The unique fringing coral reef ecosystems of the Pilbara
The Pilbara region of north-western Australia is widely recognised for its unique and globally significant marine biodiversity. It’s also an area recognised for its rich mineral and gas deposits, with industrial activity continuing to increase in the area. But how do we balance the conservation of marine biodiversity with the management of commercial interests? This is the central mission of the Pilbara Marine Conservation Partnership.
CSIRO in partnership with The University of Western Australia has conducted the first ever regional-scale assessment of the conditions of – and threats to – the Pilbara coasts and its coral reefs. The partnership, known as, The Pilbara Conservation Marine Partnership (PMCP), concluded in 2017 and was funded by the Gorgon Barrow Island Net Conservation Benefits Fund. The fund is administered by the Western Australian Department of Parks and Wildlife and approved by the Minister for Environment after considering advice from the Gorgon Barrow Island Net Conservation Benefits Advisory Board.
The PMCP has collated existing information on the Pilbara region, developed maps, and conducted studies on the oceanography and connectivity and relationships between different marine habitats. The research has enabled a baseline assessment of, and threats to, key habitats and species. This research will form the basis of longer term studies to understand reef dynamics, fish and shark populations, and rates of recovery on reefs and near-coast areas across the west Pilbara region, from Ningaloo to the Dampier Archipelago.

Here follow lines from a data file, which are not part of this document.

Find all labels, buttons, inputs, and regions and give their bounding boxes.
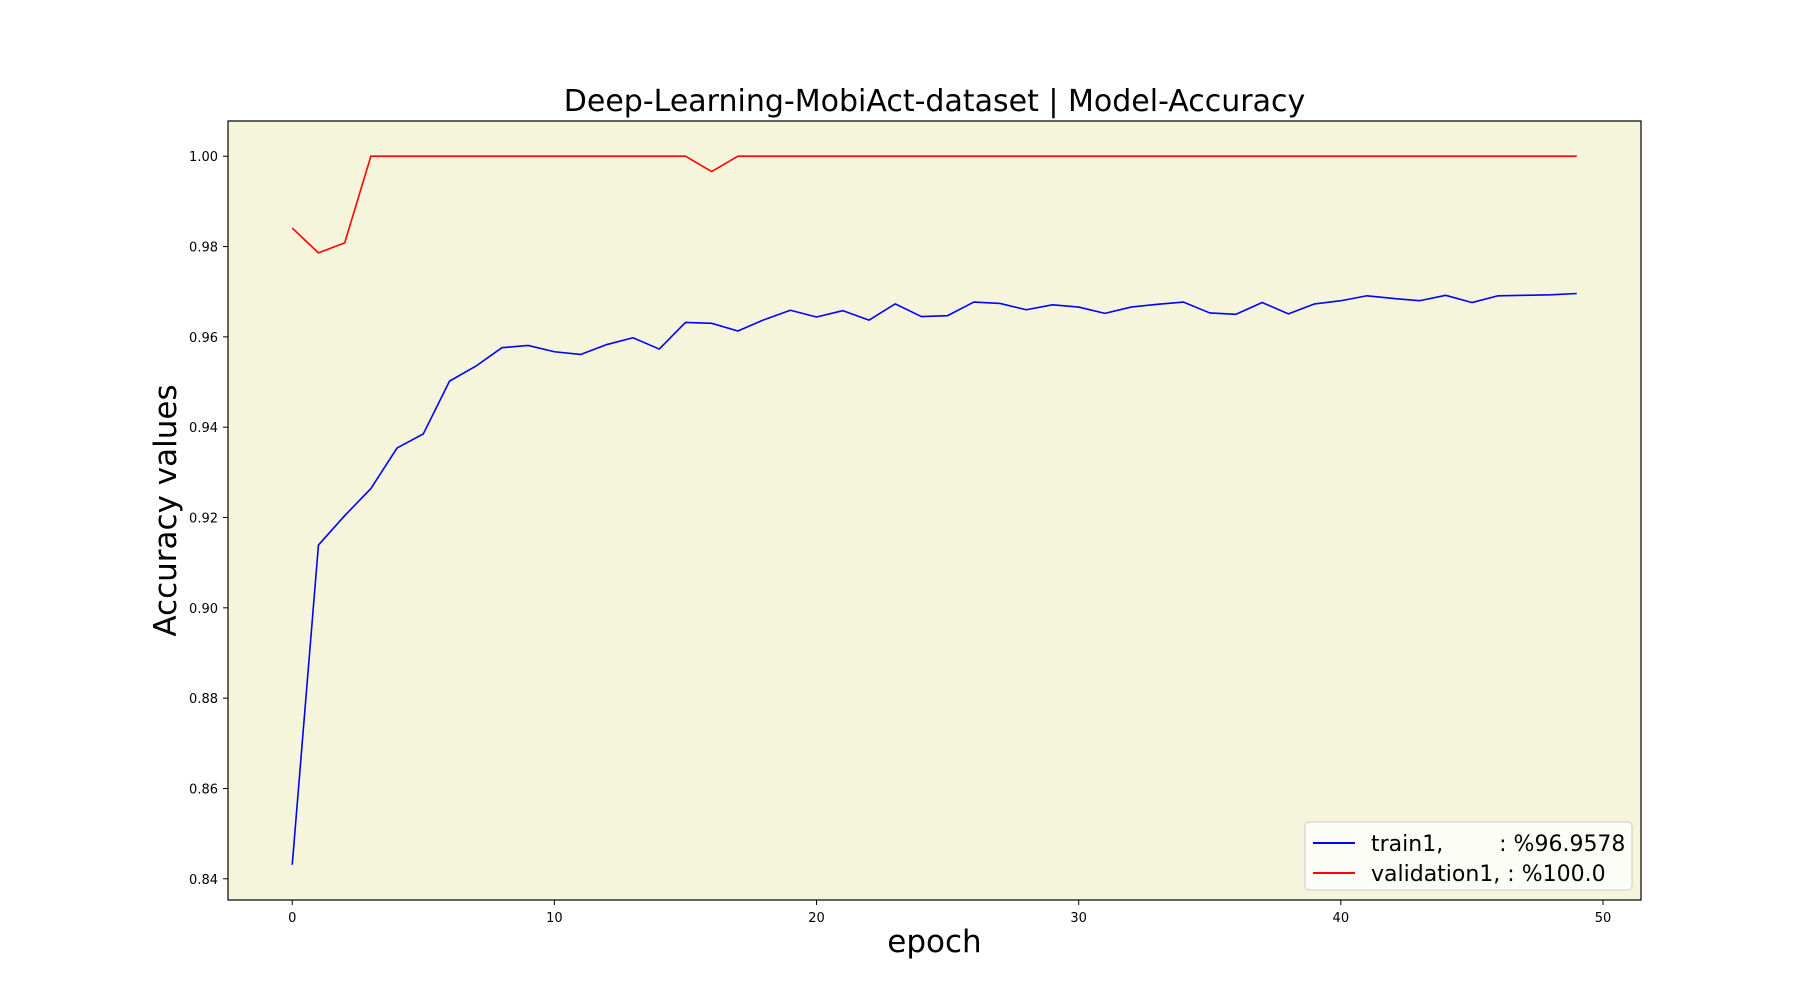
y-tick-label: 0.92 — [189, 511, 218, 526]
x-tick-label: 30 — [1070, 911, 1087, 926]
x-tick-label: 10 — [546, 911, 563, 926]
y-tick-label: 0.94 — [189, 421, 218, 436]
plot-area-background — [228, 121, 1641, 900]
series-layer — [291, 155, 1577, 865]
chart-title: Deep-Learning-MobiAct-dataset | Model-Ac… — [564, 84, 1305, 119]
legend: train1, : %96.9578 validation1, : %100.0 — [1304, 821, 1633, 891]
x-axis-ticks: 0 10 20 30 40 50 — [288, 900, 1611, 926]
y-tick-label: 0.96 — [189, 331, 218, 346]
legend-label: train1, : %96.9578 — [1371, 832, 1625, 857]
y-tick-label: 1.00 — [189, 150, 218, 165]
legend-box — [1304, 821, 1633, 891]
y-axis-label: Accuracy values — [148, 384, 184, 636]
legend-label: validation1, : %100.0 — [1371, 862, 1606, 887]
y-tick-label: 0.98 — [189, 241, 218, 256]
plot-area-frame — [227, 120, 1642, 901]
series-line-train — [291, 292, 1577, 865]
x-tick-label: 50 — [1595, 911, 1612, 926]
x-axis-label: epoch — [887, 924, 981, 960]
y-tick-label: 0.90 — [189, 602, 218, 617]
x-tick-label: 20 — [808, 911, 825, 926]
x-tick-label: 40 — [1333, 911, 1350, 926]
series-line-validation — [291, 155, 1577, 254]
y-tick-label: 0.84 — [189, 873, 218, 888]
y-axis-ticks: 0.84 0.86 0.88 0.90 0.92 0.94 0.96 0.98 1.00 — [189, 150, 228, 888]
x-tick-label: 0 — [288, 911, 296, 926]
y-tick-label: 0.86 — [189, 782, 218, 797]
y-tick-label: 0.88 — [189, 692, 218, 707]
legend-entries: train1, : %96.9578 validation1, : %100.0 — [1313, 832, 1625, 887]
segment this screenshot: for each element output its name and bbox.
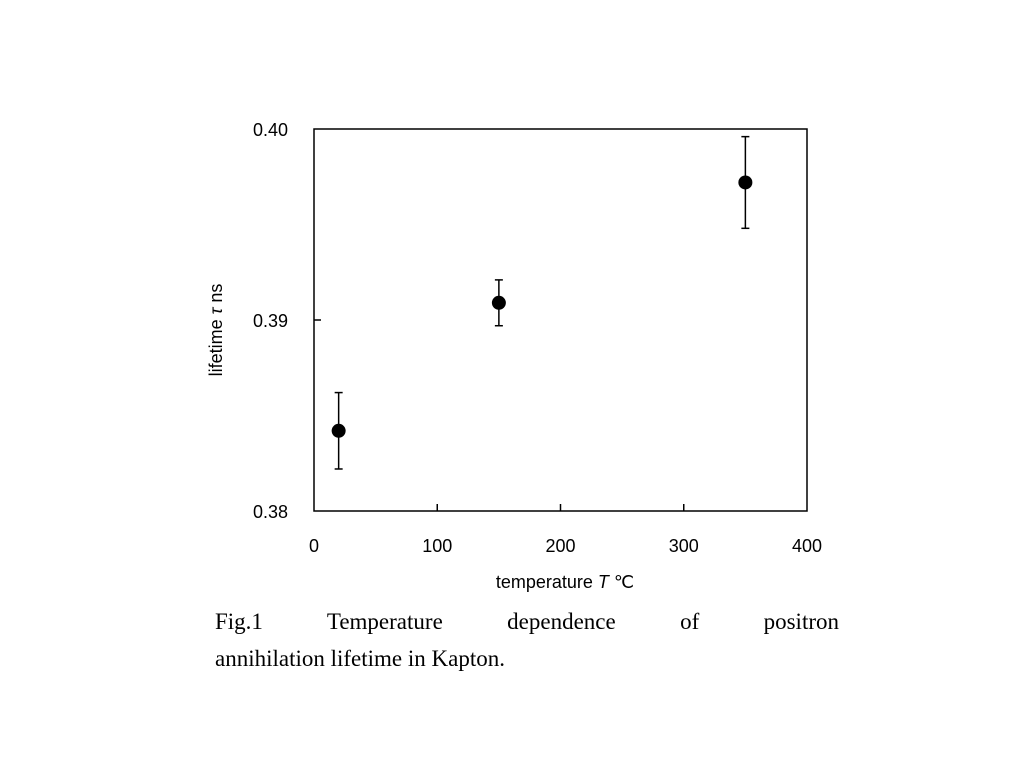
y-tick-label: 0.40	[253, 120, 288, 140]
y-tick-label: 0.38	[253, 502, 288, 522]
y-axis-ticks: 0.38 0.39 0.40	[253, 120, 321, 522]
data-point	[491, 279, 506, 327]
x-axis-title-unit: ℃	[614, 572, 634, 592]
x-axis-title-prefix: temperature	[496, 572, 598, 592]
x-tick-label: 100	[422, 536, 452, 556]
x-tick-label: 400	[792, 536, 822, 556]
data-marker	[738, 175, 753, 190]
x-tick-label: 200	[545, 536, 575, 556]
data-point	[331, 391, 346, 470]
caption-line-2: annihilation lifetime in Kapton.	[215, 646, 505, 671]
data-marker	[331, 423, 346, 438]
figure-caption: Fig.1 Temperature dependence of positron…	[215, 603, 839, 677]
data-point	[738, 135, 753, 230]
y-axis-title-prefix: lifetime	[206, 314, 226, 376]
x-tick-label: 0	[309, 536, 319, 556]
x-axis-title: temperature T ℃	[496, 572, 634, 592]
y-axis-title: lifetime τ ns	[206, 284, 226, 377]
data-points	[331, 135, 753, 470]
data-marker	[491, 295, 506, 310]
y-axis-title-symbol: τ	[206, 306, 226, 314]
x-tick-label: 300	[669, 536, 699, 556]
plot-frame	[313, 128, 808, 512]
x-axis-title-symbol: T	[598, 572, 611, 592]
y-axis-title-unit: ns	[206, 284, 226, 303]
x-axis-ticks: 0 100 200 300 400	[309, 504, 822, 556]
y-tick-label: 0.39	[253, 311, 288, 331]
caption-line-1: Fig.1 Temperature dependence of positron	[215, 609, 839, 634]
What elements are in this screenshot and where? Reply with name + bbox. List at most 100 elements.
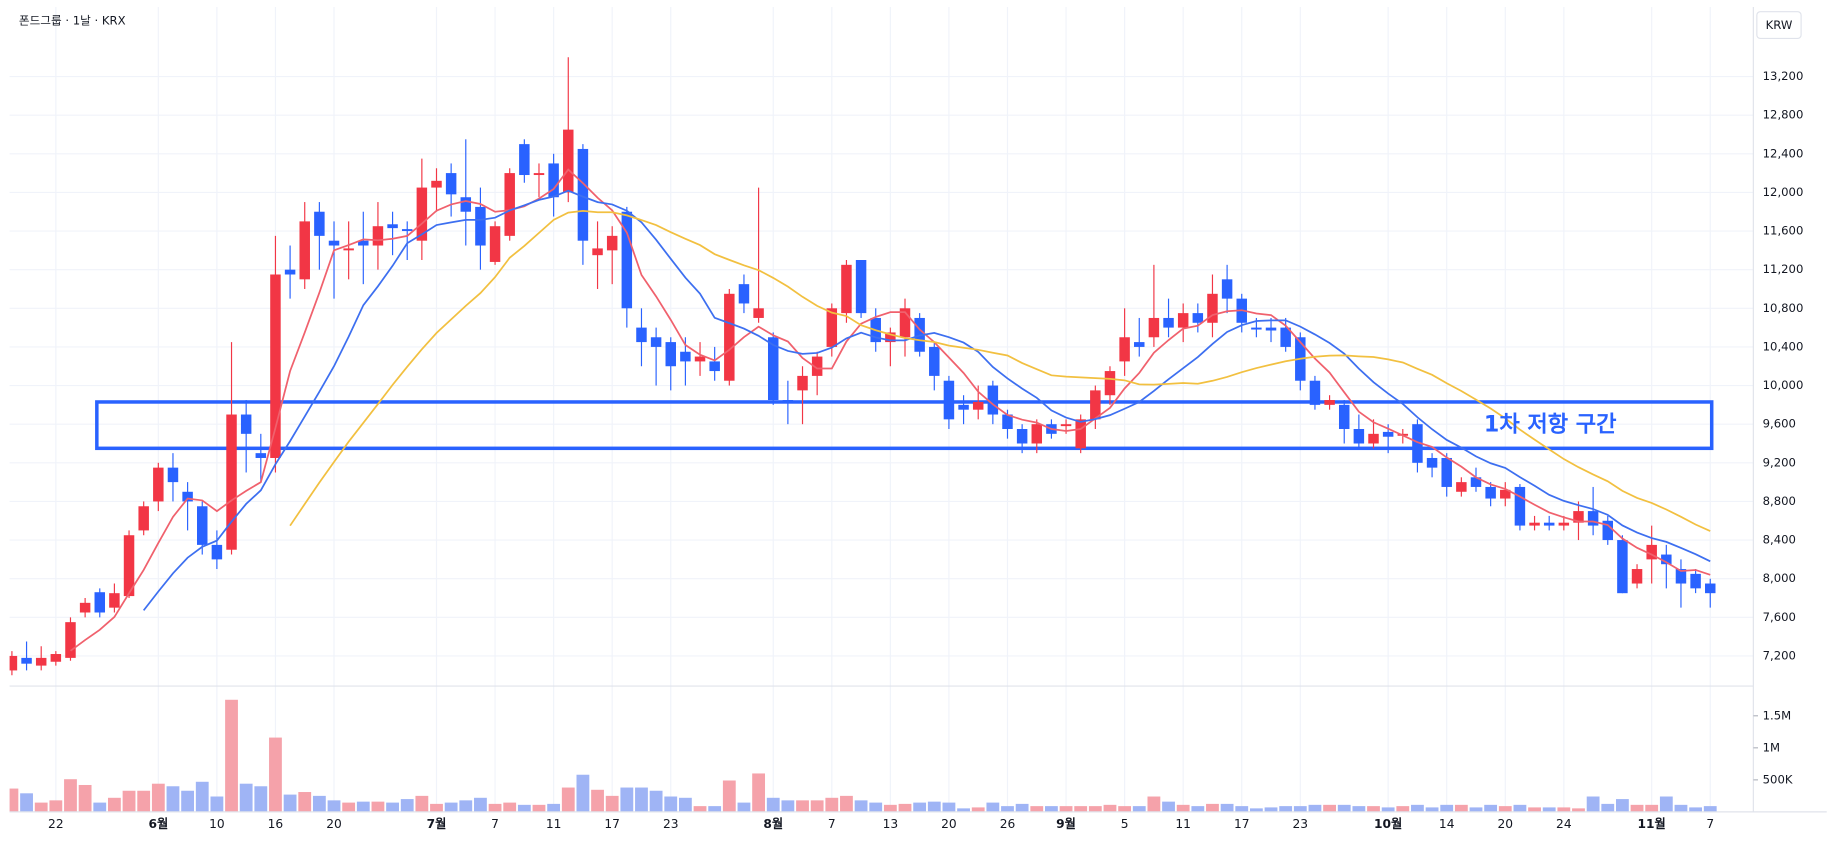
y-tick-label: 10,000 — [1763, 378, 1804, 392]
volume-bar — [122, 790, 136, 812]
volume-bar — [78, 784, 92, 812]
volume-bar — [356, 801, 370, 812]
candle-body — [1090, 390, 1101, 420]
candle-body — [1705, 583, 1716, 594]
candle-body — [680, 351, 691, 362]
volume-bar — [1293, 806, 1307, 812]
x-tick-label: 8월 — [763, 816, 783, 831]
volume-bar — [869, 802, 883, 812]
y-tick-label: 7,600 — [1763, 610, 1796, 624]
candle-body — [1470, 477, 1482, 487]
volume-bar — [854, 800, 868, 812]
volume-bar — [561, 787, 575, 812]
candle-body — [240, 414, 252, 434]
y-tick-label: 12,400 — [1763, 146, 1804, 160]
volume-bar — [957, 808, 970, 812]
candle-body — [358, 240, 369, 246]
candle-body — [1485, 486, 1496, 499]
volume-bar — [49, 800, 63, 812]
candle-body — [972, 401, 984, 410]
volume-bar — [766, 797, 780, 812]
candle-body — [314, 211, 325, 236]
candle-body — [1558, 522, 1570, 526]
candle-body — [226, 414, 237, 550]
candle-body — [1456, 482, 1467, 492]
volume-bar — [649, 790, 663, 812]
candle-body — [1675, 569, 1687, 584]
candle-body — [782, 400, 794, 402]
volume-bar — [488, 803, 502, 812]
volume-bar — [1528, 807, 1541, 812]
volume-bar — [532, 804, 546, 812]
candle-body — [1148, 317, 1160, 338]
candle-body — [460, 197, 472, 212]
x-tick-label: 20 — [326, 817, 342, 831]
volume-bar — [1249, 808, 1263, 812]
candle-body — [94, 592, 106, 613]
y-tick-label: 10,400 — [1763, 339, 1804, 353]
volume-bar — [1703, 806, 1717, 812]
candle-body — [650, 337, 662, 347]
candle-body — [416, 187, 428, 241]
volume-bar — [298, 792, 312, 812]
x-tick-label: 10월 — [1374, 816, 1402, 831]
volume-bar — [678, 797, 692, 812]
volume-bar — [1469, 807, 1483, 812]
volume-bar — [1498, 806, 1512, 812]
x-tick-label: 9월 — [1056, 816, 1076, 831]
x-tick-label: 20 — [1497, 817, 1513, 831]
candle-body — [943, 380, 955, 420]
x-tick-label: 22 — [48, 817, 64, 831]
volume-bar — [1264, 807, 1278, 812]
candle-body — [182, 491, 193, 502]
volume-bar — [210, 796, 224, 812]
volume-bar — [635, 787, 648, 812]
candle-body — [1426, 457, 1438, 468]
candle-body — [811, 356, 823, 376]
y-tick-label: 7,200 — [1763, 648, 1796, 662]
candle-body — [79, 602, 91, 613]
volume-bar — [1381, 807, 1395, 812]
currency-label[interactable]: KRW — [1766, 18, 1793, 32]
currency-button[interactable] — [1756, 11, 1802, 40]
candle-body — [153, 467, 164, 502]
volume-bar — [1615, 799, 1629, 812]
volume-bar — [34, 802, 48, 812]
candle-body — [1617, 540, 1628, 594]
volume-bar — [1323, 804, 1336, 812]
volume-bar — [1308, 804, 1322, 812]
volume-bar — [591, 789, 604, 812]
volume-bar — [547, 803, 561, 812]
volume-bar — [1206, 803, 1219, 812]
candle-body — [138, 506, 149, 531]
volume-bar — [1630, 804, 1644, 812]
volume-bar — [752, 773, 766, 812]
volume-bar — [342, 802, 356, 812]
x-tick-label: 10 — [209, 817, 225, 831]
volume-bar — [503, 802, 517, 812]
candle-body — [431, 180, 442, 188]
candle-body — [899, 308, 911, 338]
price-pane: 1차 저항 구간 — [9, 57, 1716, 676]
x-tick-label: 11월 — [1638, 816, 1666, 831]
candle-body — [577, 148, 589, 241]
volume-bar — [796, 800, 809, 812]
moving-average — [142, 189, 1711, 611]
resistance-zone — [95, 400, 1714, 451]
candle-body — [1353, 429, 1365, 444]
candle-body — [519, 144, 530, 176]
candle-body — [1265, 327, 1277, 331]
candle-body — [636, 327, 647, 343]
candle-body — [1163, 317, 1174, 328]
candle-body — [1514, 486, 1526, 526]
volume-bar — [1513, 804, 1527, 812]
volume-bar — [1001, 806, 1014, 812]
volume-bar — [459, 800, 473, 812]
candle-body — [563, 129, 574, 193]
x-tick-label: 7월 — [427, 816, 447, 831]
volume-bar — [1220, 803, 1234, 812]
volume-bar — [1484, 804, 1498, 812]
volume-bar — [371, 801, 385, 812]
y-tick-label: 11,600 — [1763, 224, 1804, 238]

Research activities were divided into three themes:
The research program has the potential to continue to provide ongoing advice and assessment for conservation efforts in the region, ensuring that the five-year program provides long-lasting tangible benefits to help achieve long-term sustainability in the region.
The program has collected information to support management and conservation of the Pilbara shelf. Using scientific and social processes the research team has delivered:
- a regional scale assessment of conditions of, and threats to, marine biodiversity
- an evaluation of the condition of coral reef ecosystems and fish and shark populations
- identification of the most important processes driving variation in the ecosystem, and understand this variation in the context of natural and human-induced influences
- identification of ecological benchmarks (i.e. points of reference against which to measure changes) and thresholds (i.e. points below which the ecosystem risks altering to an undesirable state)
This project has also contributed to broader marine conservation outcomes by providing the data and information needed to establish an ecosystem-wide regional context for environmental and industry monitoring programs, that will underpin marine management in the region.